Beim letzten Reformer-Treffen haben wir beschlossen, dass wir wieder Realos heißen wollen, insofern ist das wieder ein offizieller Begriff. (lacht)

geboren 1971 in Offenbach am Main, sitzt seit 1995 für Bündnis 90/Die Grünen im Hessischen Landtag. In der letzten Legislatur war er Fraktionschef und führt nun die Verhandlungen mit den anderen möglichen Parteien CDU, SPD und Linke für eine Koalitionsregierung in Hessen. Der Diplom-Politologe ist in Deutschland und dem Jemen aufgewachsen.

Warum bekommen die Realos in dieser Partei nichts auf die Reihe? Trittin führt sie in die linke Nische, Boris Palmer wird abserviert, Kerstin Andreae findet keine Mehrheit.

Die Realos hatten auf Bundesebene immer dann die Mehrheit, wenn die Grünen regiert haben. Wenn wir nicht regiert haben, waren die Realos auf Bundesparteitagen in der Minderheit. Es ist leider so, wie es immer war.
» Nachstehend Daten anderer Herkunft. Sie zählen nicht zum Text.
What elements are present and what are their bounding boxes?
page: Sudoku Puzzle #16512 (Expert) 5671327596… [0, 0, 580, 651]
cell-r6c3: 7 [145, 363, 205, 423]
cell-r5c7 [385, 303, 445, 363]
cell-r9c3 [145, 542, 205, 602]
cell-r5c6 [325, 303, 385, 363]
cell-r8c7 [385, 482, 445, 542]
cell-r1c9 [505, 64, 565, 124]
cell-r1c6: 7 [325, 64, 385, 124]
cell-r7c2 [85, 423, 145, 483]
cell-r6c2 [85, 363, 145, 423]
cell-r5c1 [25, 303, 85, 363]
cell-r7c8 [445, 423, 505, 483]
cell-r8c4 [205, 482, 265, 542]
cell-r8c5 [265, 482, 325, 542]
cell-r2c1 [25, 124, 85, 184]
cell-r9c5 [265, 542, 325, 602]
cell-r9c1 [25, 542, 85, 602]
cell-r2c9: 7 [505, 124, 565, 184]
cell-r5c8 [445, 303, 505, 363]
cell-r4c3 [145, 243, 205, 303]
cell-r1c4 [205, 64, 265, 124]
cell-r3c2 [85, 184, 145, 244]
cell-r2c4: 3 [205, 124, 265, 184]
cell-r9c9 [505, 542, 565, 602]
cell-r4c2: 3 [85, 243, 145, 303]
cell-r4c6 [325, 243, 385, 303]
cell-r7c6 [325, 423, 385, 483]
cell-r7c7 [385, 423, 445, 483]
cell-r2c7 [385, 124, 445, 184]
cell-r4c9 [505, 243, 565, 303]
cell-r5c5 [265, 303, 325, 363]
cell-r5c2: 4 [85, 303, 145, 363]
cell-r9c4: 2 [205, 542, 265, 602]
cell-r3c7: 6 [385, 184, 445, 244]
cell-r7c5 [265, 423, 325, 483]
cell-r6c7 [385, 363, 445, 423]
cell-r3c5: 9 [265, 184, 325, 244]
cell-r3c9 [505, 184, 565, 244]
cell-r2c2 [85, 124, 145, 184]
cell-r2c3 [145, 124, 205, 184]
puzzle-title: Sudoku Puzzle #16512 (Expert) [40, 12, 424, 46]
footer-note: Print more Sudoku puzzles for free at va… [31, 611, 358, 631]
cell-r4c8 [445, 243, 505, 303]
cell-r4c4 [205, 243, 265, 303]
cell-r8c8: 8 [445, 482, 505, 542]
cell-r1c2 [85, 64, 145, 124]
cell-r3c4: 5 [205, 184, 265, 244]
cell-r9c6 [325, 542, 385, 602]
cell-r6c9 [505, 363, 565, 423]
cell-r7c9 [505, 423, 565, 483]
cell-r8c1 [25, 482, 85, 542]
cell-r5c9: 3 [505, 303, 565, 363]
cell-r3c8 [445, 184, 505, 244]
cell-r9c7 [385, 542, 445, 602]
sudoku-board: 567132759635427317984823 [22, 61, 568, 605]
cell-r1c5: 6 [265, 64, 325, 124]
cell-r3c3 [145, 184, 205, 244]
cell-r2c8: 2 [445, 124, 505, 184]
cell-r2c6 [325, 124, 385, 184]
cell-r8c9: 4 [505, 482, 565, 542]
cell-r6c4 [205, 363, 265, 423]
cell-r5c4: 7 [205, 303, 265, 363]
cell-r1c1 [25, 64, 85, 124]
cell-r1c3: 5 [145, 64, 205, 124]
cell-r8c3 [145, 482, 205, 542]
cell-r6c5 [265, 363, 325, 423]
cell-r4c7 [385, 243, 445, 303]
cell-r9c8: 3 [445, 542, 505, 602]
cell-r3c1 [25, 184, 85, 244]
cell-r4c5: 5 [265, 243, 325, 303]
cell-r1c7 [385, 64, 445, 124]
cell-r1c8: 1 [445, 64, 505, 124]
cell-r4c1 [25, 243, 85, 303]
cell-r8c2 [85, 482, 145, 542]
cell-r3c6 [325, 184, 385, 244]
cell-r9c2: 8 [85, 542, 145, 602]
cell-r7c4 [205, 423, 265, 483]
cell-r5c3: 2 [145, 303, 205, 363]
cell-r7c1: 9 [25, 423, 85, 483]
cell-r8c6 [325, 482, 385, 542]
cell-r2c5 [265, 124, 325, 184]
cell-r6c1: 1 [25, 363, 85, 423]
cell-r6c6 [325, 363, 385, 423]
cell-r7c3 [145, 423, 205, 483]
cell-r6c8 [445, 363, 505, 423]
Die Grünen schalten also, wenn sie in der Opposition sind, in den Linkspartei-Modus?

Ein bisschen ja. Wobei man sagen muss, das ist besser geworden.

Inwiefern?

Als ich anfing, da war eine Jutta Dittfurth noch dabei. Und wir hatten nicht zwei Vorsitzende, sondern drei Sprecher. Insofern soll man uns heute auch nicht schlechter machen, als wir sind. Und vielleicht erlebe ich es ja noch, dass wir auch mal in Oppositionszeiten auf Bundesparteitagen in der Mehrheit sind.

Praktisch ist in Hessen ein Politikwechsel mit Rot-Rot-Grün...

Mit Rot-Grün-Rot!

... noch immer möglich. Mit wem verhandelt es sich schwieriger, SPD oder Linkspartei?

Beide sind nicht ganz einfach. Aber vor allem die Linkspartei hat es sich in den letzten sechs Jahren leicht gemacht. Sie hat immer alles Mögliche versprochen und sich wenig Gedanken über die Frage gemacht und machen müssen: Geht das eigentlich?

Noch umkreisen sich die Parteien in Wiesbaden und sondieren, wer mit wem über eine Koalition für Hessen verhandeln kann. Am Mittwoch um 19 Uhr treffen sich die Granden von CDU und SPD. Am Donnerstag (7.11.) gehen dann SPD, Grüne und Linke noch ein Mal zusammen, um Gemeinsamkeiten und Differenzen auszuloten. Und nächste Woche am 12.11. treffen sich Grüne und CDU zu Sondierungsgesprächen.

Immerhin haben die Linken gegen die Schuldenbremse in Hessen geklagt.

Ja, aber wenn sie gewonnen hätten, wäre trotzdem nicht mehr Geld da gewesen und die Schuldenbremse würde trotzdem im Grundgesetz stehen. Die Linke wurde übrigens auch im Bund nie gefragt, ob das, was sie will, auch funktioniert. Es ist gut, dass jetzt darüber geredet wird. Es muss klar sein, dass regieren nicht heißt: Die einen sind für die schönen Forderungen da und die anderen für die schwierigen Entscheidungen. Regieren heißt: Politikwechsel, schöne Sache – aber auch schwierige Entscheidungen. Und das wird sicher eine der spannenden Fragen werden, inwieweit die Linke in der Lage und bereit ist, Verantwortung zu übernehmen.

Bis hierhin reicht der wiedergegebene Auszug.